About ten years ago is when I first started smoking cannabis to help with my anxiety, and it worked like a charm every time. It didn’t matter the strain or dose—cannabis always aided in relaxation no matter the circumstances.
But as I grew up, things became more complicated. I started to realize that some strains made me progressively anxious. Consuming high doses led to paranoia eventually. Using cannabis with people or in places that were alien to me always resulted in hypervigilance, uneasiness, and anxiety.
I slowly switched to strains of marijuana that had an even THC to CBD ratio and I found much better results, especially when taking only a few hits from a bubbler. For me, 5mg THC edibles offer a significantly better experience than those with 10-20mg THC levels. Additionally, rather than smoking high-THC weed first thing in the morning, I now start my day by using CBD tincture oil drops.
Just as anxiety changes over time, so might the methods you use to cope with it.
Cannabis is a complex topic, as is anxiety. The strain, product, dose and regimen that work for me might not be the same for you. And just like anxiety evolves and changes over time, so might how you treat it with cannabis. There are also many different types of anxiety and cannabis may affect each one differently.

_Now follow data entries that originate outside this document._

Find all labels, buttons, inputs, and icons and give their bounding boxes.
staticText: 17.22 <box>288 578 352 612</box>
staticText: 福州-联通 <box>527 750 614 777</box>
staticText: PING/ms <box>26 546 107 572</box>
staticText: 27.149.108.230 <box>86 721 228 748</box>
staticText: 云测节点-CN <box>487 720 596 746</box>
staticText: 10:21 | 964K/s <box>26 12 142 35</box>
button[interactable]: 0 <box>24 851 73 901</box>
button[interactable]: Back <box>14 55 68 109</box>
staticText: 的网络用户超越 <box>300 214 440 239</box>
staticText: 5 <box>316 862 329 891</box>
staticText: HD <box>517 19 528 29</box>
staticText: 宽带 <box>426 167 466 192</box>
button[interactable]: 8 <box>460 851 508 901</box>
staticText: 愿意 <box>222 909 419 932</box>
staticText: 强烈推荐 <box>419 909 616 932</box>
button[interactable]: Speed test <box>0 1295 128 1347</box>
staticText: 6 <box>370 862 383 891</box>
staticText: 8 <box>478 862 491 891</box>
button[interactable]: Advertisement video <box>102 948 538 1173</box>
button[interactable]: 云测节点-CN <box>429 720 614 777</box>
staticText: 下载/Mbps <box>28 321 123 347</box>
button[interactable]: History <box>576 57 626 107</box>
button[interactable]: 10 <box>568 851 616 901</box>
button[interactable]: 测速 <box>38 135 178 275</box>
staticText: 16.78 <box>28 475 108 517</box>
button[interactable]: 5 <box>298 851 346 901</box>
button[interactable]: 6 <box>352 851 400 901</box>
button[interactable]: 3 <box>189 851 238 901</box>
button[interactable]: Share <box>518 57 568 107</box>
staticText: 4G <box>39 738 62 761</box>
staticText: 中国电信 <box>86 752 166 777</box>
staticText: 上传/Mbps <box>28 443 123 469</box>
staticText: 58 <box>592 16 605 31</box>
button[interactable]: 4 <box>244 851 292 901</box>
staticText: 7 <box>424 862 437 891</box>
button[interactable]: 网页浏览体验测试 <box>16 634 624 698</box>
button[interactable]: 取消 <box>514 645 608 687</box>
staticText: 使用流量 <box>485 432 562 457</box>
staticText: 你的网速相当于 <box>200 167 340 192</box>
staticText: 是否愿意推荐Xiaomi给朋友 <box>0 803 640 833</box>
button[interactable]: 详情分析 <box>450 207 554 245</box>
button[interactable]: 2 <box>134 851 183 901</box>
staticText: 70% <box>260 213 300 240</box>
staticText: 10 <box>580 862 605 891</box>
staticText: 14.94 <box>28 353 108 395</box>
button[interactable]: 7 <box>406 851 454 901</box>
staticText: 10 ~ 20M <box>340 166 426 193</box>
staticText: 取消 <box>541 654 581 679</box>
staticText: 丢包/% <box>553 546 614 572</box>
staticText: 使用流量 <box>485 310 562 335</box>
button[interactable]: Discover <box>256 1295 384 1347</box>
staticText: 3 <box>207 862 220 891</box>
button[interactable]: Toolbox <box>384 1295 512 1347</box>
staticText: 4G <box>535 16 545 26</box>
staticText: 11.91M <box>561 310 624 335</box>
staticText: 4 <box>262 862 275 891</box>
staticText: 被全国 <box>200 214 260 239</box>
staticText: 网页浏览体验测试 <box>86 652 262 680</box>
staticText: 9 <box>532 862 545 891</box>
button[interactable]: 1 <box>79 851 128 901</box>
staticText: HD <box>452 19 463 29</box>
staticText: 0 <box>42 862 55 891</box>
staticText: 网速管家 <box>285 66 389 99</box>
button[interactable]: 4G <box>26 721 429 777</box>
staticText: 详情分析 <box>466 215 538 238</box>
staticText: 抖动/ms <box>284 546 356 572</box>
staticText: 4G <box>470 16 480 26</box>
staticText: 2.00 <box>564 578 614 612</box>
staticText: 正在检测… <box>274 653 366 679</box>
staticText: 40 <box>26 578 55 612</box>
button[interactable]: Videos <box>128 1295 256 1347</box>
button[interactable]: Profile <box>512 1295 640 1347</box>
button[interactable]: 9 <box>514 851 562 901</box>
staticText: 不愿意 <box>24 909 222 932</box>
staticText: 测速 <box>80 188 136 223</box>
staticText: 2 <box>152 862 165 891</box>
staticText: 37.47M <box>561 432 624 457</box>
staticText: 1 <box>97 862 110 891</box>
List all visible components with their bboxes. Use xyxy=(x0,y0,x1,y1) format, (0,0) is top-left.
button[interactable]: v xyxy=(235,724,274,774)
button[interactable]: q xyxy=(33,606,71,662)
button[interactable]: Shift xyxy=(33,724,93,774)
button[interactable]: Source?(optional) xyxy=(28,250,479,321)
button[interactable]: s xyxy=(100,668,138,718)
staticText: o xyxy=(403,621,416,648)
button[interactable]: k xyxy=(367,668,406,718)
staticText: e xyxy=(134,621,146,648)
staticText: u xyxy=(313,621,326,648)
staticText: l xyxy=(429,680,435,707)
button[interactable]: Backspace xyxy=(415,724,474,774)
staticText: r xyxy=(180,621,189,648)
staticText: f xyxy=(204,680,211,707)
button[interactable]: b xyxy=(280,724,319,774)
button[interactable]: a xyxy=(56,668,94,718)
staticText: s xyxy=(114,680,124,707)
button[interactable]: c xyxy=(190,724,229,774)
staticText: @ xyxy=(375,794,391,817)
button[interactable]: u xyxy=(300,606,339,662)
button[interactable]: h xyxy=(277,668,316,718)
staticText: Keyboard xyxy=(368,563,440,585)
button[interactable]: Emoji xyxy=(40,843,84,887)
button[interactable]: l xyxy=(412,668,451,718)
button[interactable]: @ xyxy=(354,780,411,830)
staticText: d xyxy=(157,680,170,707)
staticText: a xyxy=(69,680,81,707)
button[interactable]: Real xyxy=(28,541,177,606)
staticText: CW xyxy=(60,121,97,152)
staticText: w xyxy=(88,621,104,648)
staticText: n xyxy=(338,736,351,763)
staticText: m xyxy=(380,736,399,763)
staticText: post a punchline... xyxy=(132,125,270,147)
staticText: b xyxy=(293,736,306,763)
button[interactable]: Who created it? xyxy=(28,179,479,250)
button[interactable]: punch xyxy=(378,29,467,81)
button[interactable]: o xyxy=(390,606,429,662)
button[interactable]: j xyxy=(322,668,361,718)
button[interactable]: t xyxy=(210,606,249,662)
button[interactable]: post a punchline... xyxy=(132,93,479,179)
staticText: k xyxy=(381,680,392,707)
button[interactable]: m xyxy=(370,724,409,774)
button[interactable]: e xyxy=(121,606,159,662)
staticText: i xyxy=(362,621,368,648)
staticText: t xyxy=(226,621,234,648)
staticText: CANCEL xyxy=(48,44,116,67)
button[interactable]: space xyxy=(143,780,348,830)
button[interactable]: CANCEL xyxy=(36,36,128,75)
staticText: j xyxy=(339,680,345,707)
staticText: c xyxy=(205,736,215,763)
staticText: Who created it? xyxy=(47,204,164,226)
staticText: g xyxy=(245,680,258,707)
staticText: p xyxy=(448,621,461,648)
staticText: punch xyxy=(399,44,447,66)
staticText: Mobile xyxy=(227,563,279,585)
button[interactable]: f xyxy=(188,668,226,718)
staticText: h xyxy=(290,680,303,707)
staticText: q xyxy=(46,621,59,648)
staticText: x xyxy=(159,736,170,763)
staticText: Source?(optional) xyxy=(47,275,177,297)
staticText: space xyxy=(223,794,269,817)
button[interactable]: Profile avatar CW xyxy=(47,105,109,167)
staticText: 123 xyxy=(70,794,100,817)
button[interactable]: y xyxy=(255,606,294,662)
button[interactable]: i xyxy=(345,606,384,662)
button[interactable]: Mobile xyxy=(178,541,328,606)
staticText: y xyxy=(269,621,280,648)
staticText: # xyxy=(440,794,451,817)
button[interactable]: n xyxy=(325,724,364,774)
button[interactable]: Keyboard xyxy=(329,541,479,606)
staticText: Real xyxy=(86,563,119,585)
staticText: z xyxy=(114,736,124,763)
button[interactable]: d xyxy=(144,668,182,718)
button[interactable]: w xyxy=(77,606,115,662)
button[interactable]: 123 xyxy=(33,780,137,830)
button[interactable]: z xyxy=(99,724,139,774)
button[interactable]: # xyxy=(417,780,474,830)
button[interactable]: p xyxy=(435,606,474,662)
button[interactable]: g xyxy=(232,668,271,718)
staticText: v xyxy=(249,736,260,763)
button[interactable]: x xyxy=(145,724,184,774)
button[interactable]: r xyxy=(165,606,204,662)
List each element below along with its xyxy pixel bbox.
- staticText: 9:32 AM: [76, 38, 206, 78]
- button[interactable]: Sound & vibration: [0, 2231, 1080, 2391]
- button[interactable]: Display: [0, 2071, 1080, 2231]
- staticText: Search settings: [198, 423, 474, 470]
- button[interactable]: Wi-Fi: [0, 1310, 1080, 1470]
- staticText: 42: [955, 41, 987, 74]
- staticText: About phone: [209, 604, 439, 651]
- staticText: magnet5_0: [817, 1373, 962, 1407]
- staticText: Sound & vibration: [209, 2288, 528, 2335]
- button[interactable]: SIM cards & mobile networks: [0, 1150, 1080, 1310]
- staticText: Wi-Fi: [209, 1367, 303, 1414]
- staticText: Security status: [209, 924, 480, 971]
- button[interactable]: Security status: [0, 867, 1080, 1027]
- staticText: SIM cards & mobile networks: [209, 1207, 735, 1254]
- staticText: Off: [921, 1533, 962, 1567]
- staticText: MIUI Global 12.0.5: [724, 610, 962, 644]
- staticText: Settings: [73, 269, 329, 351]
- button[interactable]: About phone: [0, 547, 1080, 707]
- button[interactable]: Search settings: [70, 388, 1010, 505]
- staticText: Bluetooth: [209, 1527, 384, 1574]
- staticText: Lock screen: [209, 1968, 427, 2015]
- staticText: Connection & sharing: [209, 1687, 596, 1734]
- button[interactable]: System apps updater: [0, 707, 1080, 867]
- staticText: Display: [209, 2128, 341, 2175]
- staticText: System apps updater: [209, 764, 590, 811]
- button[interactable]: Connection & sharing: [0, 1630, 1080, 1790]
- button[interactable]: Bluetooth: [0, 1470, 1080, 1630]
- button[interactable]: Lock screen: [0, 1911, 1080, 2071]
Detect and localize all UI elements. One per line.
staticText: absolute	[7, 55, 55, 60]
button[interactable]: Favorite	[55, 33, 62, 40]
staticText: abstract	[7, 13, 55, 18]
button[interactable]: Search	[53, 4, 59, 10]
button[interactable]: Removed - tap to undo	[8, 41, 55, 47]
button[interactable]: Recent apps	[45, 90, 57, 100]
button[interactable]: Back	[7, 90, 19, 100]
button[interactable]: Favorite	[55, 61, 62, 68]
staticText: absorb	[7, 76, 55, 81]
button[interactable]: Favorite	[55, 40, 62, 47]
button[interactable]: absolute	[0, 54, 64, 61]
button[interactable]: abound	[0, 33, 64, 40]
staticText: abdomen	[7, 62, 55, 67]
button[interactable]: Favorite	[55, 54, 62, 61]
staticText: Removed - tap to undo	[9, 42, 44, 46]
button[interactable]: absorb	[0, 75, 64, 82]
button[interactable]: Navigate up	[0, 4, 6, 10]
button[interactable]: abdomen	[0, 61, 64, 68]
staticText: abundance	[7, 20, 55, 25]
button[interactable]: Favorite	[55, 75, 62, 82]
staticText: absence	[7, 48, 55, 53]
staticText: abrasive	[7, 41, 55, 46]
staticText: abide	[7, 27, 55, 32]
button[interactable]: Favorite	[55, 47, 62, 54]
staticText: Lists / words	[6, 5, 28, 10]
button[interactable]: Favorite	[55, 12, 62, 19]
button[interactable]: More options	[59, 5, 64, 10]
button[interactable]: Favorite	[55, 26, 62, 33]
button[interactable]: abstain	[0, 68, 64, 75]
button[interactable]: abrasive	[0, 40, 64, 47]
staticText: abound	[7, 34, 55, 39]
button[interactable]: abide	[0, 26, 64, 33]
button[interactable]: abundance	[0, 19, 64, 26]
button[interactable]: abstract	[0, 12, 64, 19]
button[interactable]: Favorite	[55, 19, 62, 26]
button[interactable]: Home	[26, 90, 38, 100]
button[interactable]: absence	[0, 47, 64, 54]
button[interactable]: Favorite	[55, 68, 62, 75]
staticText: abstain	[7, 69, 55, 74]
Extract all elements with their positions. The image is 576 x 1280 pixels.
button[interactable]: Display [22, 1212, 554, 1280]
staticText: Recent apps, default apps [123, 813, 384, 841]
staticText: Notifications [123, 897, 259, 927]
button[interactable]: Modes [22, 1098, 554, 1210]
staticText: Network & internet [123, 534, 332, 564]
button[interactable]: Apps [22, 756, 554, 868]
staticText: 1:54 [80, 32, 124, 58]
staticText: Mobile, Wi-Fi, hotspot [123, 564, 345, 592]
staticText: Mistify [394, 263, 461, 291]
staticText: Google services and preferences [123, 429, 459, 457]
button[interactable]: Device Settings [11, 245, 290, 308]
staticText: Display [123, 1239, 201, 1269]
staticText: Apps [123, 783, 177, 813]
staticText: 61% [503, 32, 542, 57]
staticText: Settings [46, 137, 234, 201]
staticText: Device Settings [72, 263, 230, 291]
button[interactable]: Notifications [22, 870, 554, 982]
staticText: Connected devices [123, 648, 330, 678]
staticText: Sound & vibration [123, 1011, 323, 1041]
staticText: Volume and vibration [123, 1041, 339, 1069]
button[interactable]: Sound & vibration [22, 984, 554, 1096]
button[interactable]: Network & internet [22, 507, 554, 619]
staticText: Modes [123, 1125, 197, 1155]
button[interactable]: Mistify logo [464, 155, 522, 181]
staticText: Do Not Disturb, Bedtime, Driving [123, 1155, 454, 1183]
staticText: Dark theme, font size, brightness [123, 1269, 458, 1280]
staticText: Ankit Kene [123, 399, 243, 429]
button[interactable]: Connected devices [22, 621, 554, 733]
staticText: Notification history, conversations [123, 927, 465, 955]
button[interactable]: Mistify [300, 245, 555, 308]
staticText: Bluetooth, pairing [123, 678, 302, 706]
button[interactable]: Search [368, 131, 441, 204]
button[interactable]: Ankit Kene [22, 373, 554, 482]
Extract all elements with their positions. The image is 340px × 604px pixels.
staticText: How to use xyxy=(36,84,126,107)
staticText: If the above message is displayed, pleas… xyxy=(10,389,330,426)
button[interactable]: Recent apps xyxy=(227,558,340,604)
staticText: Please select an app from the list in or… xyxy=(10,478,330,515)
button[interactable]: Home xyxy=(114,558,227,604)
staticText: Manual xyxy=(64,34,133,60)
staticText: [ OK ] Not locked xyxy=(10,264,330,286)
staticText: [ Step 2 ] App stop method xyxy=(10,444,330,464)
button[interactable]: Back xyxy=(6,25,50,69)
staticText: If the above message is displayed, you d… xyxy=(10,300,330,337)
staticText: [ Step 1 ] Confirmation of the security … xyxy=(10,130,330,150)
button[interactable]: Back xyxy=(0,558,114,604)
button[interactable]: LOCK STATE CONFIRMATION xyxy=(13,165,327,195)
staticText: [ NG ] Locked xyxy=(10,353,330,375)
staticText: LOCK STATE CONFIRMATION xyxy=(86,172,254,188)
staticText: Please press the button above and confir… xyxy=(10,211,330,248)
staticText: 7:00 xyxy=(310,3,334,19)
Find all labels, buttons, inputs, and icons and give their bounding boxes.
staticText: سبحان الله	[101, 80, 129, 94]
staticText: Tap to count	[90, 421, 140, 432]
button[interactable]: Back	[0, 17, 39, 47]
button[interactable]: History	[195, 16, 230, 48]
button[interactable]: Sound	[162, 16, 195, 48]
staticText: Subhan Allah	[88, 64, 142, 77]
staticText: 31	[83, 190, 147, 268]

This guide is designed to help you understand your options and find the perfect product and routine for you. It will require some personal experimentation, but we’ll walk you through all the first steps to get started.
Research on marijuana and anxiety
According to research, when using cannabis for anxiety, lower doses may be more beneficial. Your ideal dose will depend on your individual body and symptoms, but it is usually recommended to start with a very low dose (for example, 2.5mg of THC) then slowly increase the amount—preferably adding only another milligram or two—until you reach optimal symptom relief.
Cannabis is typically known for being relaxing, but if you’ve ever smoked a little too much or underestimated an edible before, then you know quite well that THC can sometimes turn on this reputation.
Research shows that high doses of CBD help to reduce anxiety, while lower doses of THC seem to help with anxiety and higher doses worsen it. So if you’re going for a high-THC cannabis, be mindful of your dose (which is explained more below).
To understand why cannabis has different effects on anxiety at different doses, we need to look at the endocannabinoid system (ECS), which is the main biological system that it interacts with.
The ECS is a large system of receptors found throughout our bodies: in our brains, organs, guts, skin—these cannabinoid receptors are common and play an essential role in guaranteeing that the body is functioning properly. Our bodies naturally produce cannabis-like compounds—called endocannabinoids—that act similarly to cannabis compounds and also interact with the ECS, but sometimes their production doesn’t meet the demand. That’s where cannabis comes in as a potential therapy.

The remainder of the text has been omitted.